Il reste cet attrait pour le Royaume-Uni et les États-Unis, et une méfiance vis-à-vis des puissances continentales, la France et l’Allemagne. Le libéralisme plus fort dans ces (deux premiers) pays convient aux Néerlandais. Mark Rutte est atlantiste dans sa culture politique, il connaît beaucoup mieux l’histoire américaine et britannique que française et allemande. Bien sûr, ce sont des modèles inspirants. Mais c’est avec les Allemands et les Français que nous sommes embarqués depuis 60 ans !

Comment les Néerlandais vivent-ils dès lors le Brexit ?
Avec l’Irlande, et un peu le Danemark, c’est le pays où c’est le plus douloureux et difficile pour le gouvernement à gérer. Il y a d’abord la perte d’un marché et d’un allié politique qui partage une même vision économique.

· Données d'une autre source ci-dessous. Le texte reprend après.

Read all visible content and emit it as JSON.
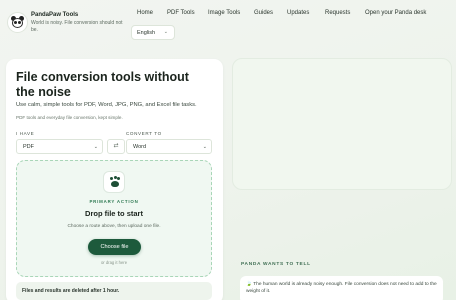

Nous avons souvent cherché un appui au 10 Downing Street, Ruud Lubbers avec Margaret Thatcher et Mark Rutte avec David Cameron, tout comme Charles Michel fréquente François Hollande. Le Brexit entraîne aussi la perte d’un contre-pouvoir géopolitique face à la France et l’Allemagne. Ce sont les Néerlandais et les Belges qui s’étaient battus pour que les Britanniques puissent adhérer à la Communauté.
Pensez-vous que le Nexit, une sortie de l'Union européenne que certains partis réclament aux Pays-Bas, soit un scénario crédible ?
On disait, dans les années 70-80, qu’on avait une souveraineté monétaire de 15 secondes, le temps entre le changement de taux d’intérêt à Francfort et la même décision à Amsterdam ! Des partis politiques, le PVV de Geert Wilders mais aussi des nouveaux venus sur le marché, entretiennent l’idée qu’on va pouvoir retrouver notre souveraineté nationale. C’est une blague.
Le pragmatisme rattrapera donc les Néerlandais…
Il existe une tension entre l’intérêt économique très fort d’offrir aux Britanniques un accord correct d’une part et, d’autre part, la nécessité de rester ferme pour éviter le chantage intérieur des populistes. Tous les gouvernements européens le sentent dans une certaine mesure. C’est aussi vrai pour la France. Quand on a, d’une part, des rapports économiques très étroits, donc une perte économique substantielle en perspective, et, d’autre part, un risque politique, c’est très difficile à manier. C’est un vrai dilemme que personne n’a vraiment résolu et qui va demander une certaine fermeté. Il vaut mieux payer le prix économique et ne pas se retrouver sans Union européenne. Mais les Néerlandais ne se jetteront jamais dans les bras d’un État fédéral européen.